Shareholder class actions
In recent years, defendants have taken a more aggressive posture towards shareholder class actions. So far, and especially in 2022, they have had limited success.
In the Worley Parsons class action, shareholders alleged that the defendant company had breached its disclosure obligations by issuing profit guidance that lacked reasonable grounds.
Although successful at first instance, the defendant lost on appeal. In March 2022 the Full Court held that the trial judge had erred in her reasoning by focusing too much on what was known by the Board of Directors rather than the information available to the company. This was a significant victory for plaintiffs, as the test for ‘awareness’ has been hotly contested for some time. In October 2022 the High Court denied special leave to appeal.
In the BHP class action, the defendant had brought an application seeking to confine the operation and benefit of Australia’s class actions regime to Australian residents. This decision would have had profound implications for access to justice extending to all manner of class actions, including those relating to environmental torts committed overseas by Australian defendants. In BHP the plaintiffs argued that the defendant’s construction of the legislation was nonsensical, and the courts agreed. BHP lost its application at first instance and then lost unanimously on appeal before the Full Court. The High Court granted special leave to appeal, before dismissing that appeal unanimously.
Defendant lawyers have publicly stated that larger corporations defending shareholder class actions remain determined to litigate contentious points that, if successful, would establish important precedents.
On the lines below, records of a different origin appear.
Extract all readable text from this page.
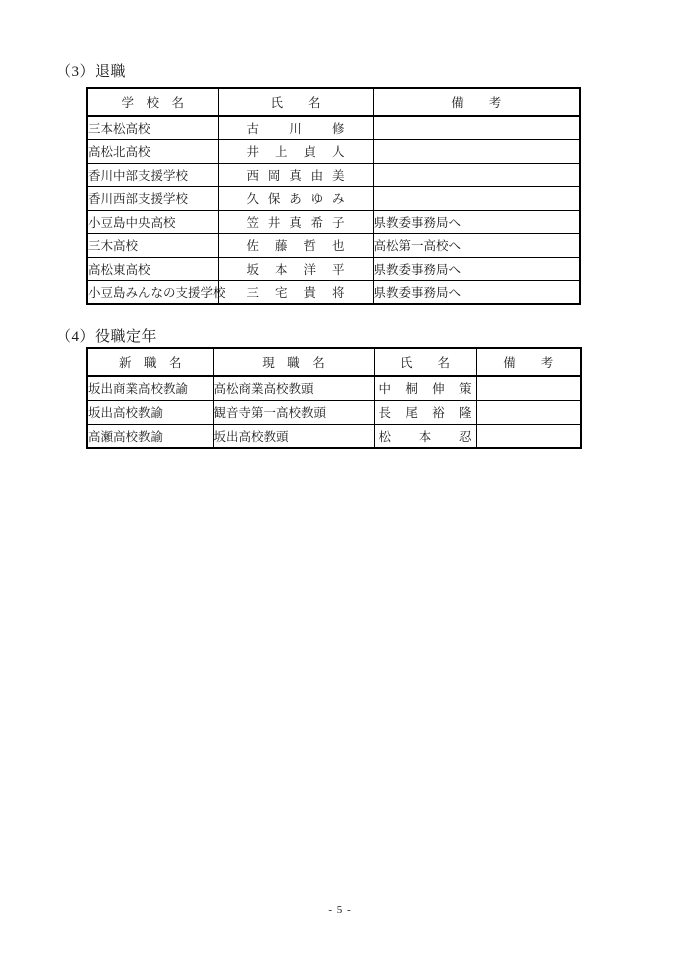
（3）退職
学　校　名	氏　　名	備　　考
三本松高校	古 川 修	

高松北高校	井 上 貞 人	

香川中部支援学校	西 岡 真 由 美	

香川西部支援学校	久 保 あ ゆ み	

小豆島中央高校	笠 井 真 希 子	県教委事務局へ
三木高校	佐 藤 哲 也	高松第一高校へ
高松東高校	坂 本 洋 平	県教委事務局へ
小豆島みんなの支援学校	三 宅 貴 将	県教委事務局へ
（4）役職定年
新　職　名	現　職　名	氏　　名	備　　考
坂出商業高校教諭	高松商業高校教頭	中 桐 伸 策	

坂出高校教諭	観音寺第一高校教頭	長 尾 裕 隆	

高瀬高校教諭	坂出高校教頭	松 本 忍	

- 5 -
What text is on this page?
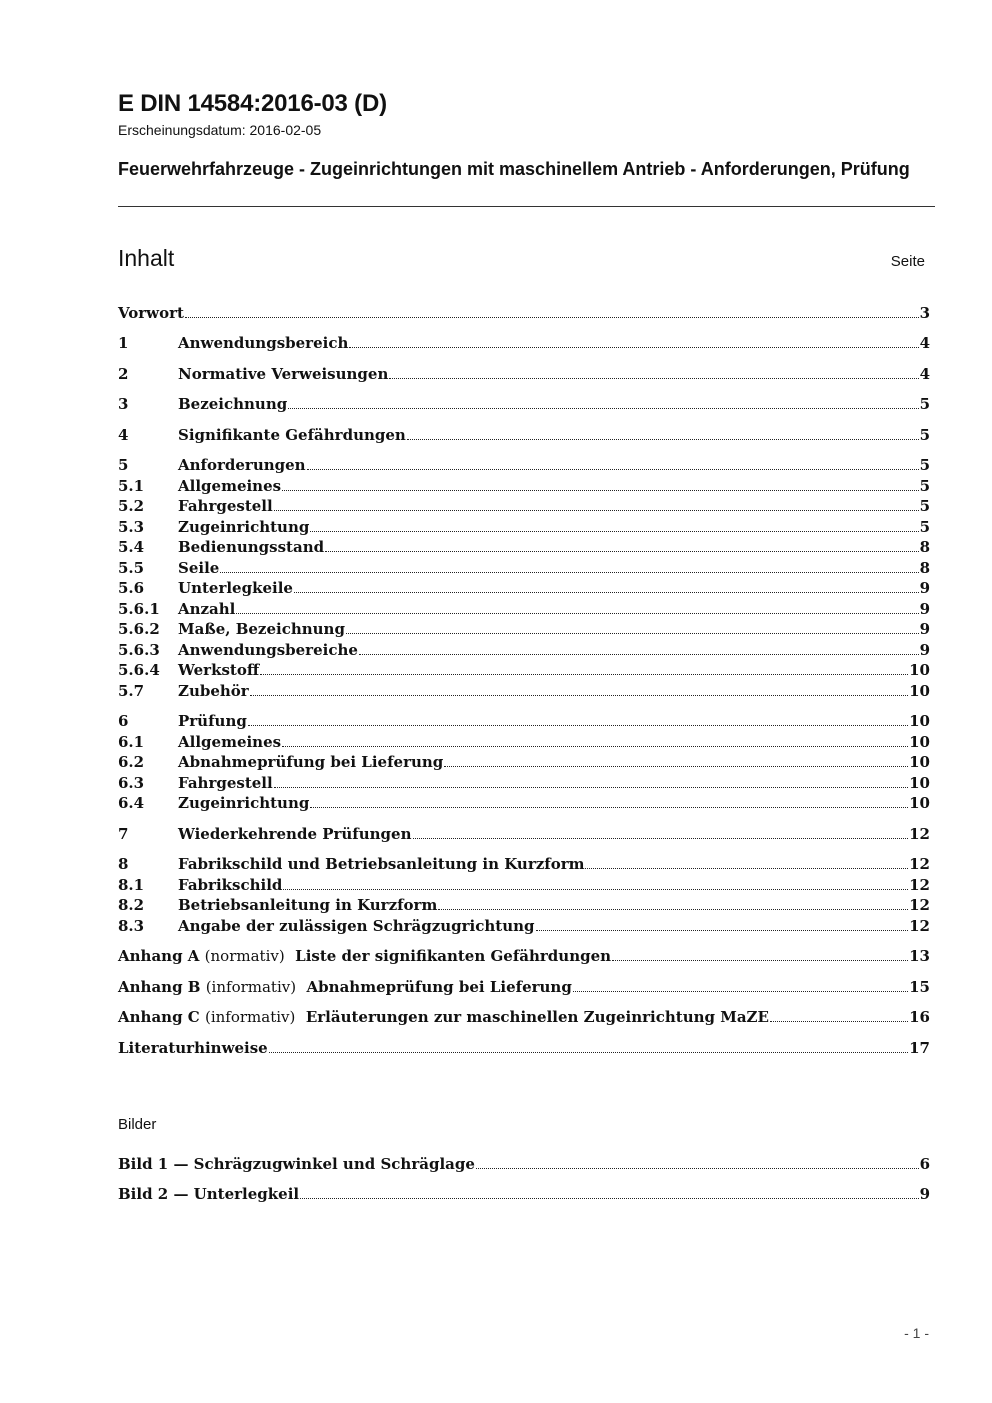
E DIN 14584:2016-03 (D)
Erscheinungsdatum: 2016-02-05
Feuerwehrfahrzeuge - Zugeinrichtungen mit maschinellem Antrieb - Anforderungen, Prüfung
Inhalt	Seite
Vorwort	3
1	Anwendungsbereich	4
2	Normative Verweisungen	4
3	Bezeichnung	5
4	Signifikante Gefährdungen	5
5	Anforderungen	5
5.1	Allgemeines	5
5.2	Fahrgestell	5
5.3	Zugeinrichtung	5
5.4	Bedienungsstand	8
5.5	Seile	8
5.6	Unterlegkeile	9
5.6.1	Anzahl	9
5.6.2	Maße, Bezeichnung	9
5.6.3	Anwendungsbereiche	9
5.6.4	Werkstoff	10
5.7	Zubehör	10
6	Prüfung	10
6.1	Allgemeines	10
6.2	Abnahmeprüfung bei Lieferung	10
6.3	Fahrgestell	10
6.4	Zugeinrichtung	10
7	Wiederkehrende Prüfungen	12
8	Fabrikschild und Betriebsanleitung in Kurzform	12
8.1	Fabrikschild	12
8.2	Betriebsanleitung in Kurzform	12
8.3	Angabe der zulässigen Schrägzugrichtung	12
Anhang A (normativ) Liste der signifikanten Gefährdungen	13
Anhang B (informativ) Abnahmeprüfung bei Lieferung	15
Anhang C (informativ) Erläuterungen zur maschinellen Zugeinrichtung MaZE	16
Literaturhinweise	17
Bilder
Bild 1 — Schrägzugwinkel und Schräglage	6
Bild 2 — Unterlegkeil	9
- 1 -
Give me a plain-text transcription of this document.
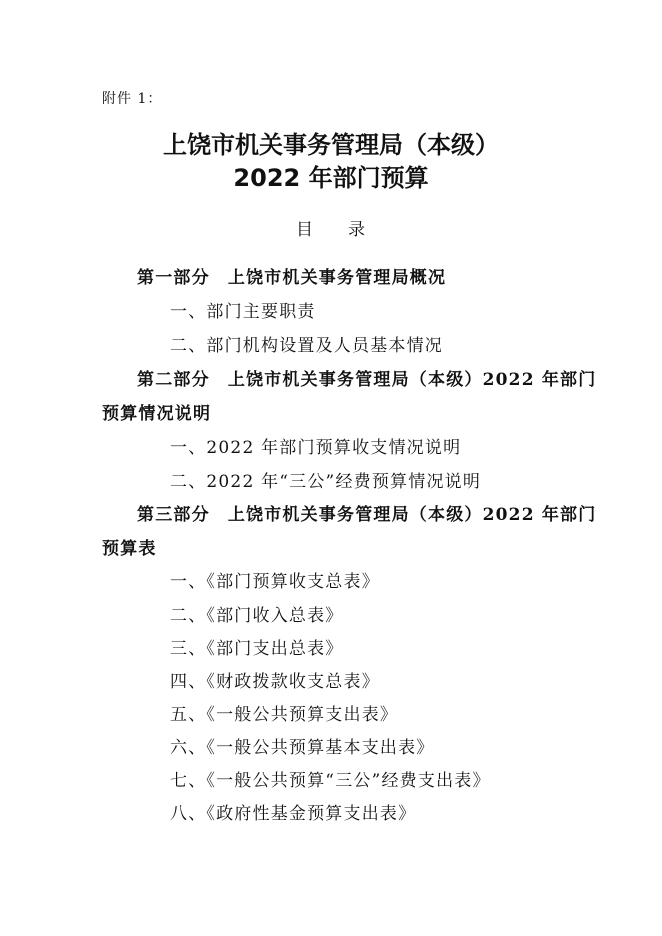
附件 1：
上饶市机关事务管理局（本级）
2022 年部门预算
目 录
第一部分 上饶市机关事务管理局概况
一、部门主要职责
二、部门机构设置及人员基本情况
第二部分 上饶市机关事务管理局（本级）2022 年部门
预算情况说明
一、2022 年部门预算收支情况说明
二、2022 年“三公”经费预算情况说明
第三部分 上饶市机关事务管理局（本级）2022 年部门
预算表
一、《部门预算收支总表》
二、《部门收入总表》
三、《部门支出总表》
四、《财政拨款收支总表》
五、《一般公共预算支出表》
六、《一般公共预算基本支出表》
七、《一般公共预算“三公”经费支出表》
八、《政府性基金预算支出表》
While this might benefit directors seeking to avoid liability, it is difficult to see the value for shareholders whose money is spent agitating losing arguments.
Challenging Funding Environment
In mid-2020 the then-federal government withdrew regulations that exempted litigation funders from requirements to hold an AFSL and to register each funded class action as an MIS.
That exemption had been brought in following the Full Court of the Federal Court of Australia’s controversial decision in the case of Brookfield Multiplex that a litigation-funded class action met the definition of an MIS.
The withdrawal of that exemption meant that third-party litigation funders need to meet the compliance costs and burdens associated with the AFSL and MIS regimes. Some funders that were previously active in the class actions space withdrew. For those claims that did progress on a funded basis, their commencement was significantly slowed down while they navigated regulatory hurdles. This placed them at a competitive disadvantage with unfunded class actions, including those in which a GCO was contemplated.
Back to the Future
In June 2022 the Full Court overturned its earlier decision, finding that Brookfield Multiplex was plainly wrong.
The effect of this decision is that funded class actions are no longer subject to the MIS regime.
Following their recent election, the federal ALP government has proposed draft regulations that would remove the requirement for litigation funders to hold AFSLs, while also promising a more thorough legislative agenda based on the ALRC’s recommendations. This included a plethora of reform ideas, including the introduction of contingency fees at the federal level, providing a statutory basis for Common Fund Orders, and reserving jurisdiction over class actions arising from the Corporations Act 2001 (Cth) and Australian Securities and Investments Commission Act 2001 (Cth) to the Federal Court.
The government is also expected to consider unwinding the amendment to Australia’s continuous disclosure laws that imposed a mental element into what had previously been a strict liability test.